Look up automatic differentiation. There are tools for Python. Also, this.
If you are thinking of writing the differentiation program from scratch, without utilizing other libraries as help, then the algorithm/approach of computing the derivative of any algebraic equation I described in my blog will be helpful.
You can try creating a class that will represent a limit rigorously and then evaluate it for (f(x)-f(a))/(x-a) as x approaches a. That should give a pretty accurate value of the limit.
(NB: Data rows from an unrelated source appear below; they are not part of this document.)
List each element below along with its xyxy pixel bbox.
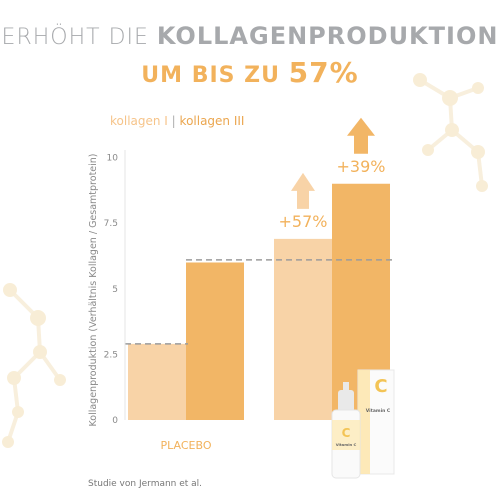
product-bottle-name: Vitamin C <box>336 442 357 447</box>
product-bottle-letter: C <box>342 426 351 440</box>
y-tick-label: 0 <box>112 416 118 426</box>
y-tick-label: 10 <box>107 154 119 164</box>
bar-kollagen-i-treatment <box>274 238 332 420</box>
subtitle-text: UM BIS ZU <box>141 63 280 88</box>
annotation-label-2: +39% <box>337 157 386 176</box>
y-axis-label: Kollagenproduktion (Verhältnis Kollagen … <box>88 154 99 427</box>
reference-lines <box>125 259 392 345</box>
molecule-decoration-right <box>413 73 488 192</box>
y-tick-label: 2.5 <box>104 350 118 360</box>
up-arrow-icon <box>347 117 375 154</box>
up-arrow-icon <box>291 172 315 209</box>
title-light: ERHÖHT DIE <box>1 25 149 50</box>
source-note: Studie von Jermann et al. <box>88 479 203 489</box>
legend-separator: | <box>171 114 176 128</box>
title-line-2: UM BIS ZU 57% <box>0 56 500 89</box>
bars-layer <box>128 183 390 420</box>
product-box-name: Vitamin C <box>366 408 391 414</box>
title-bold: KOLLAGENPRODUKTION <box>156 22 499 50</box>
y-tick-label: 7.5 <box>104 219 118 229</box>
x-tick-label-placebo: PLACEBO <box>161 439 212 452</box>
annotation-label-1: +57% <box>279 212 328 231</box>
legend-series-1: kollagen I <box>110 114 168 128</box>
molecule-decoration-left <box>2 283 66 448</box>
legend: kollagen I | kollagen III <box>110 114 244 128</box>
product-box-letter: C <box>374 376 387 397</box>
y-tick-label: 5 <box>112 285 118 295</box>
legend-series-2: kollagen III <box>179 114 245 128</box>
bar-kollagen-i-placebo <box>128 343 186 420</box>
bar-kollagen-iii-placebo <box>186 262 244 420</box>
y-ticks: 0 2.5 5 7.5 10 <box>104 154 119 427</box>
annotations: +57% +39% <box>279 117 386 231</box>
subtitle-value: 57% <box>288 56 359 89</box>
title-line-1: ERHÖHT DIE KOLLAGENPRODUKTION <box>0 22 500 50</box>
product-bottle: C Vitamin C C Vitamin C <box>331 369 395 479</box>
if you're using string as an input, you can separate individual terms using + or - char as a delimiter, which will give you individual terms. Now you can use power rule to solve for each term, say you have x^3 which using power rule will give you 3x^2, or suppose you have a more complicated term like a/(x^3) or a(x^-3), again you can single out other variables as a constant and now solving for x^-3 will give you -3a/(x^2). power rule alone should be enough, however it will require extensive use of the factorization.
Unless any already made library deriving it's quite complex because you need to parse and handle functions and expressions.
Deriving by itself it's an easy task, since it's mechanical and can be done algorithmically but you need a basic structure to store a function.